If you discount Rogne’s 20 minute cameo last March, only Samaras and Mark Wilson of Celtic’s starting eleven on Sunday had started at Ibrox for Celtic before. I was reminded of the upheaval in personal that has swung through the revolving doors at Parkhead over the past twelve months over Christmas when I found a Christmas card from last year. The message inside wished me ‘a Merry Christmas from everyone at Celtic Park’, of the 20 names listed only four remained.

The fact of the matter is that Rangers have won the past two championships, and performed admirably in Europe this season, not because they are particularly good – we saw how bad they were on Sunday – but because they have been forced by financial pressures to have a continuity of selection that breeds consistent performances.

Fortunately for Celtic they don’t have those financial pressures but that doesn’t mean they should splurge this January like they did last.

Hopefully Sunday’s rousing performance will mean there will be no panic buying.
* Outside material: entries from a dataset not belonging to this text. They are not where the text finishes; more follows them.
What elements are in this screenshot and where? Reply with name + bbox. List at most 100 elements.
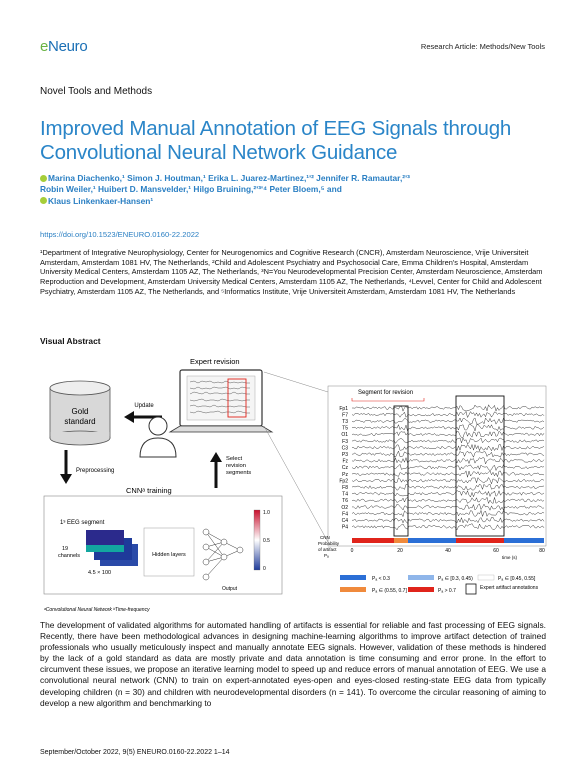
channels-label-1: 19 bbox=[62, 546, 68, 552]
eeg-trace bbox=[351, 470, 545, 478]
authors-line-3: Klaus Linkenkaer-Hansen¹ bbox=[48, 195, 154, 206]
page-footer: September/October 2022, 9(5) ENEURO.0160… bbox=[40, 749, 230, 756]
eeg-trace bbox=[351, 509, 545, 518]
channel-label: F8 bbox=[342, 485, 348, 491]
legend-item: Pₐ ∈ [0.3, 0.45) bbox=[438, 576, 473, 582]
eeg-trace bbox=[351, 490, 545, 498]
time-tick: 80 bbox=[539, 548, 545, 554]
eeg-trace bbox=[351, 477, 545, 485]
channel-label: Fz bbox=[342, 459, 348, 465]
output-label: Output bbox=[222, 586, 238, 592]
hidden-layers-box bbox=[143, 527, 195, 577]
gold-standard-database-icon bbox=[49, 380, 111, 446]
update-arrowhead bbox=[124, 411, 134, 423]
select-label-2: revision bbox=[226, 463, 246, 469]
legend-item: Pₐ ∈ (0.55, 0.7] bbox=[372, 588, 407, 594]
eeg-segment-label: 1ˢ EEG segment bbox=[60, 520, 105, 526]
prob-label-4: Pₐ bbox=[324, 553, 329, 558]
eeg-trace bbox=[351, 411, 545, 419]
authors-line-1: Marina Diachenko,¹ Simon J. Houtman,¹ Er… bbox=[48, 173, 410, 183]
output-network-icon bbox=[202, 528, 244, 581]
mini-highlight-box bbox=[227, 378, 247, 418]
visual-abstract-heading: Visual Abstract bbox=[40, 336, 101, 346]
expert-annotation-box bbox=[455, 395, 505, 537]
person-icon bbox=[139, 416, 177, 458]
channel-label: O2 bbox=[341, 505, 348, 511]
update-label: Update bbox=[134, 403, 154, 409]
eeg-trace bbox=[351, 483, 545, 491]
channel-label: T5 bbox=[342, 426, 348, 432]
eeg-trace bbox=[351, 456, 545, 465]
channel-label: F4 bbox=[342, 511, 348, 517]
colorbar-tick-mid: 0.5 bbox=[263, 538, 270, 544]
connector-line bbox=[263, 425, 329, 543]
article-title: Improved Manual Annotation of EEG Signal… bbox=[40, 117, 512, 164]
eeg-trace bbox=[351, 503, 545, 511]
orcid-icon[interactable] bbox=[40, 197, 47, 205]
eeg-trace bbox=[351, 437, 545, 445]
tf-spectrogram-stack bbox=[86, 530, 138, 566]
time-tick: 0 bbox=[351, 548, 354, 554]
doi-link[interactable]: https://doi.org/10.1523/ENEURO.0160-22.2… bbox=[40, 230, 200, 239]
time-tick: 20 bbox=[397, 548, 403, 554]
channel-label: Cz bbox=[342, 465, 349, 471]
section-label: Novel Tools and Methods bbox=[40, 86, 153, 97]
legend-item: Pₐ ∈ [0.45, 0.55] bbox=[498, 576, 536, 582]
channel-label: Fp1 bbox=[339, 406, 348, 412]
channel-label: Fp2 bbox=[339, 478, 348, 484]
segment-bracket bbox=[351, 398, 425, 402]
legend-item: Pₐ < 0.3 bbox=[372, 576, 390, 582]
cnn-training-label: CNNᵃ training bbox=[126, 486, 172, 495]
dims-label: 4.5 × 100 bbox=[88, 570, 111, 576]
journal-logo: eNeuro bbox=[40, 38, 88, 55]
mini-eeg-traces bbox=[189, 380, 250, 414]
visual-abstract-figure: Gold standard Update Preprocessing Exper… bbox=[43, 357, 547, 613]
preprocessing-arrowhead bbox=[60, 474, 72, 484]
segment-for-revision-label: Segment for revision bbox=[358, 390, 413, 396]
channel-label: Pz bbox=[342, 472, 348, 478]
preprocessing-label: Preprocessing bbox=[76, 468, 114, 474]
eeg-trace bbox=[351, 430, 545, 438]
eeg-trace bbox=[352, 404, 545, 412]
eeg-trace bbox=[351, 496, 545, 505]
figure-footnote: ᵃConvolutional Neural Network ᵇTime-freq… bbox=[44, 607, 150, 613]
eeg-trace bbox=[351, 424, 545, 432]
expert-revision-label: Expert revision bbox=[190, 357, 240, 366]
select-label-3: segments bbox=[226, 470, 251, 476]
channel-label: F7 bbox=[342, 412, 348, 418]
channel-label: P4 bbox=[342, 525, 348, 531]
channel-label: F3 bbox=[342, 439, 348, 445]
channel-label: T4 bbox=[342, 492, 348, 498]
channel-label: T6 bbox=[342, 498, 348, 504]
running-head: Research Article: Methods/New Tools bbox=[420, 42, 545, 51]
channel-label: C4 bbox=[342, 518, 349, 524]
select-label-1: Select bbox=[226, 456, 243, 462]
gold-label-1: Gold bbox=[72, 407, 89, 416]
expert-annotation-box bbox=[393, 405, 409, 537]
connector-line bbox=[263, 371, 329, 393]
channel-label: P3 bbox=[342, 452, 348, 458]
prob-label-3: of artifact bbox=[318, 547, 337, 552]
eeg-trace bbox=[351, 417, 545, 425]
eeg-traces bbox=[351, 404, 545, 531]
eeg-trace bbox=[351, 450, 545, 458]
affiliations: ¹Department of Integrative Neurophysiolo… bbox=[40, 248, 543, 296]
time-tick: 60 bbox=[493, 548, 499, 554]
colorbar-tick-bottom: 0 bbox=[263, 566, 266, 572]
channel-label: O1 bbox=[341, 432, 348, 438]
legend-item: Pₐ > 0.7 bbox=[438, 588, 456, 594]
eeg-trace bbox=[352, 516, 545, 524]
time-axis-label: time (s) bbox=[502, 555, 518, 560]
colorbar-tick-top: 1.0 bbox=[263, 510, 270, 516]
cnn-probability-bar bbox=[352, 538, 544, 543]
eeg-trace bbox=[351, 463, 545, 472]
select-revision-arrowhead bbox=[210, 452, 222, 462]
abstract-text: The development of validated algorithms … bbox=[40, 620, 546, 708]
eeg-trace bbox=[352, 443, 545, 452]
laptop-icon bbox=[168, 369, 274, 433]
probability-legend: Pₐ < 0.3 Pₐ ∈ [0.3, 0.45) Pₐ ∈ [0.45, 0.… bbox=[340, 574, 539, 595]
orcid-icon[interactable] bbox=[40, 174, 47, 182]
channels-label-2: channels bbox=[58, 553, 80, 559]
eeg-panel bbox=[327, 385, 547, 547]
If anything Sunday’s win showcased how good a squad Celtic currently have. Without top-scorer Hooper, arguably man-of-the-season so far, Ki, and captain (although I doubt this was much of a hindrance) Scott Brown, plus Maloney, Kapo, Murphy and Cha, they won comfortably.

As for Lennon, the whole rational of appointing a rookie manager is to allow him time to build a team and a footballing philosophy. For all that I disagree with some of his decisions, in particular the continued absence of Stokes and Juarez for personal differences rather than football reasons, the biggest problem for this Celtic side so far this season, and last, has been a mental fragility.

Truth be told I can’t think of a better man to solve that issue. Sunday was a massive step forward for this side but please, no matter how the league pans out in the coming months, give them time.